Researchers from Northumbria University Digital Learning Lab had been working with students and teachers for many years, uncovering the ways that digital skills could be used to inspire engagement with education through creative and innovative approaches. For example, they uncovered the aspects of computer games that made them so enjoyable and engaging to children and subsequently designed new educational games that replicated these features while teaching digital skills and STEM-skills, like multiplication.  

Parallel research also uncovered the obstacles teachers face when using digital resources in the classroom and helped them to overcome digital skills-gaps in education, and instil in them the confidence to apply these new skills in original, creative, and engaging ways. As a result of the partnership, Ekiti State have seen an increase in enrolment in STEM classes and made digital skills and STEM subjects more accessible to young women and girls, who previously were more likely to think of those subjects as masculine, or too difficult.  

As the Covid-19 crisis unfolded and Nigeria went into lockdown, the need for digital skills in education increased in urgency. Northumbria University and DIGISTEM supported a seismic shift in educational practice to make sure that education for children was able to continue despite the virus. The Ekiti State Ministry of Education worked directly with Dr Opeyemi Dele-Ajayi of Northumbria University to redesign the training and education plan used throughout the state.  

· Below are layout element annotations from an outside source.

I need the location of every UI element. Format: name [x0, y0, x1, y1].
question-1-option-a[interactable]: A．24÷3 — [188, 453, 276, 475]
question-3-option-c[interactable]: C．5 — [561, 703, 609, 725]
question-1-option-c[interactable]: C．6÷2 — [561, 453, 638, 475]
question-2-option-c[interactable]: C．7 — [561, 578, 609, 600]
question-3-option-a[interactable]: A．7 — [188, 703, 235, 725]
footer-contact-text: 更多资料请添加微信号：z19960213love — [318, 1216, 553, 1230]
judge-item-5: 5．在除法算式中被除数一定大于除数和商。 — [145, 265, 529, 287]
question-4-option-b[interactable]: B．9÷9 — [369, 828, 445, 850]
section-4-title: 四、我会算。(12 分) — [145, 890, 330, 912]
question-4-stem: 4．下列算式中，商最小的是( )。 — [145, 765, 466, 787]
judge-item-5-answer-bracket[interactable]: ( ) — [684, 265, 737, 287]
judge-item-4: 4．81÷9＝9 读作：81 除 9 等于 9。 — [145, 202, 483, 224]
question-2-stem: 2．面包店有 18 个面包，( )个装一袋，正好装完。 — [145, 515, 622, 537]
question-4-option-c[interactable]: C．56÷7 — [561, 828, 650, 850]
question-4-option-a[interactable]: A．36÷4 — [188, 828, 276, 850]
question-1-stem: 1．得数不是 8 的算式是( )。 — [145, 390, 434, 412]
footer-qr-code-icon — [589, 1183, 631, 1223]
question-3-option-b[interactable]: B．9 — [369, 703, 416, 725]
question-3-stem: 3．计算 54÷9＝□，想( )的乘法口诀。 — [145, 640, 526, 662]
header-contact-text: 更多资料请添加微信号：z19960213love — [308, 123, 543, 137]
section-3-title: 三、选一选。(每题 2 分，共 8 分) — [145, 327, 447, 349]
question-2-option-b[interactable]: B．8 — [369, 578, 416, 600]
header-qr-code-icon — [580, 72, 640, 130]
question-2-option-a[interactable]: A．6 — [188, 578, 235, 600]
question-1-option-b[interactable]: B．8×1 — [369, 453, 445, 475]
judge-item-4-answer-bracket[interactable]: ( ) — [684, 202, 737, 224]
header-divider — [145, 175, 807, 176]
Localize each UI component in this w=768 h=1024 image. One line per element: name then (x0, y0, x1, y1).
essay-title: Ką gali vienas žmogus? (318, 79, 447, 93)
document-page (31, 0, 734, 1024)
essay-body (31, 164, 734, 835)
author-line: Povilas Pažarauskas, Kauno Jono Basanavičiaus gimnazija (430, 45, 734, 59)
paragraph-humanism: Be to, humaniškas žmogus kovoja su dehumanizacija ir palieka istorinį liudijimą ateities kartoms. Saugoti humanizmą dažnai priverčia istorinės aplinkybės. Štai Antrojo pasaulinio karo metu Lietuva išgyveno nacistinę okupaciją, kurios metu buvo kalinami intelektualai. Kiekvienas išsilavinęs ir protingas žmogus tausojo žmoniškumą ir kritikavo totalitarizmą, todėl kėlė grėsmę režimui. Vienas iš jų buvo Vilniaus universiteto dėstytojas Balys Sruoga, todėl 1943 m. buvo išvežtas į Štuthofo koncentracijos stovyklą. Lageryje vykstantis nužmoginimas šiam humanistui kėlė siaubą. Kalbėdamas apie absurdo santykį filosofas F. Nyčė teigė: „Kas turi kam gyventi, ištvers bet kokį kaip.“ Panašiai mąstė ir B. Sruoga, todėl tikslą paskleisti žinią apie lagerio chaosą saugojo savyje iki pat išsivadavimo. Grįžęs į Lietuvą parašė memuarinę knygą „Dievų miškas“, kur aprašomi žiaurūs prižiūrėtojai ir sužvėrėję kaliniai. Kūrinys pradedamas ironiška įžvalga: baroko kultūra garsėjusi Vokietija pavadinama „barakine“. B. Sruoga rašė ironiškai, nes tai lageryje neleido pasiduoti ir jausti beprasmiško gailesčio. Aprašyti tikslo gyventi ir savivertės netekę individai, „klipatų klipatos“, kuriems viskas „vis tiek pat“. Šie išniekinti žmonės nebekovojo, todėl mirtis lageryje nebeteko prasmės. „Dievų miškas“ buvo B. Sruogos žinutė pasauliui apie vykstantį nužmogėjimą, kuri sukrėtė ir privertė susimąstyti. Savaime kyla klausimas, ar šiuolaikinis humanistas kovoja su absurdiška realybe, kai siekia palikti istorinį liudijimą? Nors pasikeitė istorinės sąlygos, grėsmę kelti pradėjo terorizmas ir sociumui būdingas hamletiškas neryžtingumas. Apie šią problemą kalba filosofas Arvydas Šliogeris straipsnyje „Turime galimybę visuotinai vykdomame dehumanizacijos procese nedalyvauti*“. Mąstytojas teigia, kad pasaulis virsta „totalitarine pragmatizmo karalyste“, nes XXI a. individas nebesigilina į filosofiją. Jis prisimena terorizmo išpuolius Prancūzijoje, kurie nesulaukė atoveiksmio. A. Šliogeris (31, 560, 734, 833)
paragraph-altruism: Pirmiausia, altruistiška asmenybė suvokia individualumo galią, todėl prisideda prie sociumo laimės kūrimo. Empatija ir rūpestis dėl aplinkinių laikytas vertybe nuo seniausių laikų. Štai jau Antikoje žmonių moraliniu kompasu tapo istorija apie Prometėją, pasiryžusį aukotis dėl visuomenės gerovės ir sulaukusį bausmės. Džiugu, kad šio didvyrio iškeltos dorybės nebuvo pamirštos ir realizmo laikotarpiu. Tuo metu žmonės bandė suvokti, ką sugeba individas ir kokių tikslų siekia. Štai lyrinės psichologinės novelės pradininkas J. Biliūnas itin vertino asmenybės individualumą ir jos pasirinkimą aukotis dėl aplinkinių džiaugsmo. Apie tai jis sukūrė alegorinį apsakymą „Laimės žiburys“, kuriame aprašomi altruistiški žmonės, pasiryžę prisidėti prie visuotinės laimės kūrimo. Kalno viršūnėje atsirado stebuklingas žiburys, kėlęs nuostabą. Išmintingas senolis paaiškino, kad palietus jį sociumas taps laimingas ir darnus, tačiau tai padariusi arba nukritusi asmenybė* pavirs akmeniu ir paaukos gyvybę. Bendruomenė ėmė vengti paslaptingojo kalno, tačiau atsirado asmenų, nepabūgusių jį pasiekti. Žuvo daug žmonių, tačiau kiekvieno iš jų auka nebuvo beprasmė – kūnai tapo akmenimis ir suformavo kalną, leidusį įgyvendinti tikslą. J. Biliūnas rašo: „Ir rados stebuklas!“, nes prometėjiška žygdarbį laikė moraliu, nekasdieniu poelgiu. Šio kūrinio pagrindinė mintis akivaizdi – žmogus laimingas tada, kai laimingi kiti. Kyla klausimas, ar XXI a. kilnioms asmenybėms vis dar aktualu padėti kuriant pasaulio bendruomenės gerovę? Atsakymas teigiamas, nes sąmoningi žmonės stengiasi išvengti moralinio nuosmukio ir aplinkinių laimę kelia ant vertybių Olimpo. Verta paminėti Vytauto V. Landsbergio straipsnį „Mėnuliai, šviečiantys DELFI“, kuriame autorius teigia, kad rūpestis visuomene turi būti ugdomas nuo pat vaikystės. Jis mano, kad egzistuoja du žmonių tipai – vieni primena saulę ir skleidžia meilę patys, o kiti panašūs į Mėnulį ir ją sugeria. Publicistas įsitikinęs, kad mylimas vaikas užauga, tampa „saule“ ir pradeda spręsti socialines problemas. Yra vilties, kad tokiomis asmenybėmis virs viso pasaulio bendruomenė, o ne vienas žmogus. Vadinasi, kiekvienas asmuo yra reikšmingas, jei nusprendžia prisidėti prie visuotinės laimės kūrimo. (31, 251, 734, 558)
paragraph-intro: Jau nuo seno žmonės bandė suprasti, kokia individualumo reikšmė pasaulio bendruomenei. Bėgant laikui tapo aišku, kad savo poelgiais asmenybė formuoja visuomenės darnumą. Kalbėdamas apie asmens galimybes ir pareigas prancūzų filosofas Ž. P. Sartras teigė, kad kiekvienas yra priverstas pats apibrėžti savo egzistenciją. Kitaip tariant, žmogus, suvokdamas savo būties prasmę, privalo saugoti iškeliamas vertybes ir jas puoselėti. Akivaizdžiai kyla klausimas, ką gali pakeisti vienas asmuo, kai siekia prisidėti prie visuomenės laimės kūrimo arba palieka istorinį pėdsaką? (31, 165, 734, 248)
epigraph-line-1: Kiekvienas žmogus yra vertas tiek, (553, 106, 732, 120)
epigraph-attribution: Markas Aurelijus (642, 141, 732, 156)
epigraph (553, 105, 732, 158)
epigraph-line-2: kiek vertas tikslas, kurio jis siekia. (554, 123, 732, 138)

The initial delivery had been through TV and radio, which had been one-way delivery only and made assessment all but impossible. Instead, Dr Opeyemi used the growing base of digital skills and infrastructure throughout the state to use online tools like Google Form, Whatsapp, EndNote, and Telegram to enhance the interactivity and engagement of learning and teaching activities. Student assessment was restored, feedback from students and parents became part of a more inclusive virtual classroom environment, and education was delivered to students on a hugely expanded scale than through the previous method. Ekiti was one of the only the states in Nigeria to maintain daily education for children throughout the pandemic, an achievement made possible by Dr Dele-Ajayi and Northumbria University’s support and collaboration with Ekiti State, DIGISTEM, and the teachers and students.